If you're interested in something, you would go and try to find out as much information on it. Your average mainstream consumer will not be paying $399-$499 for a gaming console. Somebody that doesn't game and just want entertainment apps/tv is not going to pay $499 for an xbox one. If the mainstream consumer is such a big factor in deciding the sucess of the Xbox One at launch, Microsoft wouldn't have backpeddled on the drm policies, cause the hardcore doing the raging would not matter.
Totally disagree. There are plenty of mainstream consumers who will be buying both of these units for the holidays. It's not as if they're $800. Removing DRM was to placate everyone, most especially people who buy used games for their kids or anyone who trades in games in general or sells them secondhand. It wasn't just a move made to please the hardcore. Those "mainstream" buyers may not care
now, because they're months away from having to make an informed buying decision, but you can believe MS knew they would be hammered by the general public as well as the hardcore gamers by the time these consoles came to market in the fall with the DRM policy still in place on the XB1. Just because the general public doesn't really care at the moment (and why would they need to?) doesn't mean it wouldn't have been a factor when the average consumer starts paying attention to which unit they're going to buy for themselves or their kids for Christmas.

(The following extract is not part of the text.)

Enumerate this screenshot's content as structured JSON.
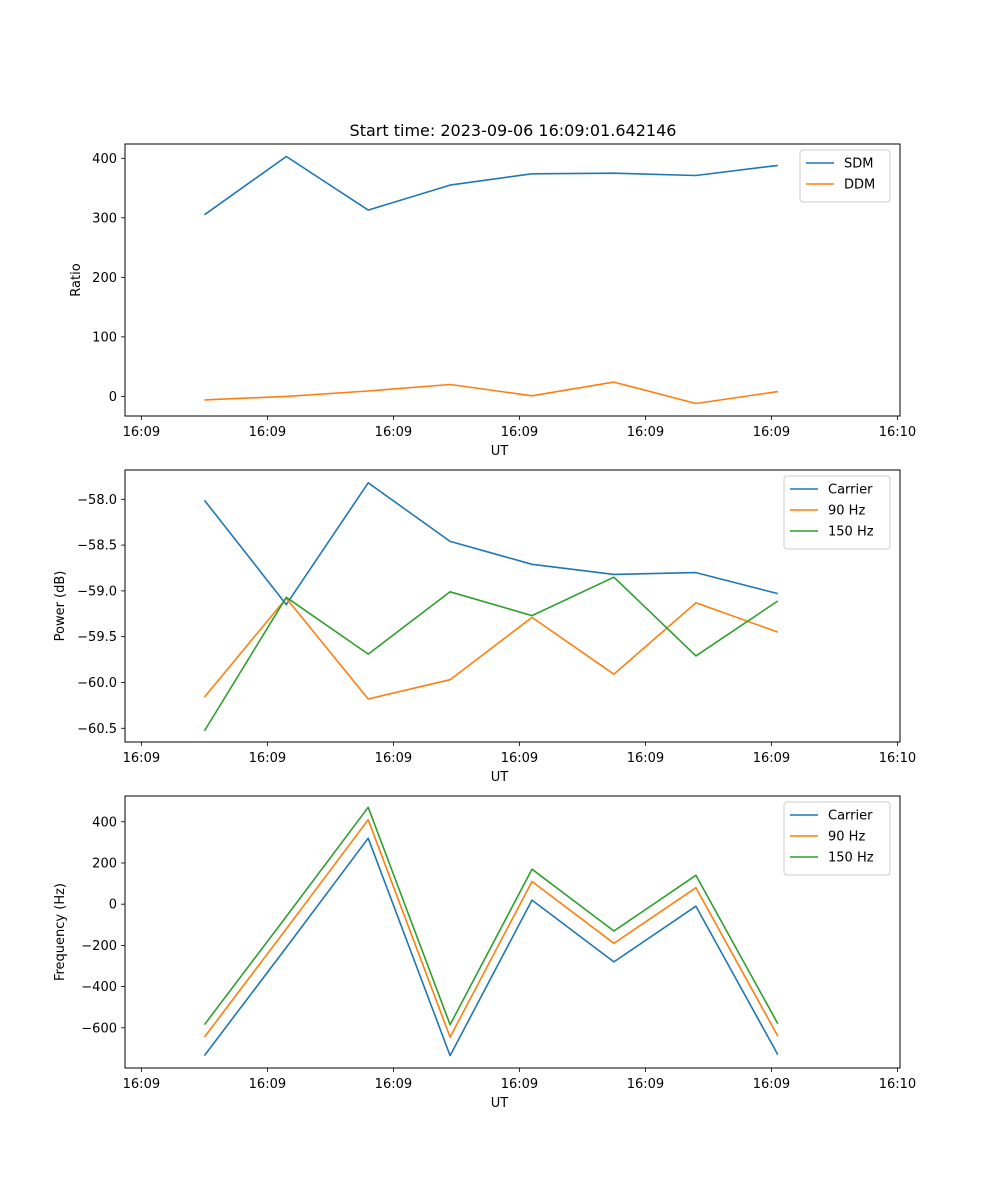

As far as Kinect goes, MS seems to want the Kinect as a guide for the infrastructure of the system itself -- turning it on, going through menus, etc. Less as a gaming function (perhaps -- we'll see). Now, I may not like it, and I'd rather see it dropped and have the system be $100 less like everyone else, but MS must feel the only way to get people to use it is to mandate it. More over, that extra $100 isn't -- IMO -- going to end up being that huge of a deal for MS. They have an edge with Xbox Live, they've got an online network that has a lot of players who are going to stick with it, they have exclusives that sell in the U.S., and they feel -- rightly or wrongly -- that they can afford the additional $100, even with Sony being out there at a lesser price point.
But if it doesn't work, they'll make adjustments. Like anything else, they can change course if they need to, if Sony truly ends up outselling them this holiday season. Either way, this winter will a battle, but it's not going to win either side the war so to speak, no matter how much fanboy hyperbole is stoked up on message boards.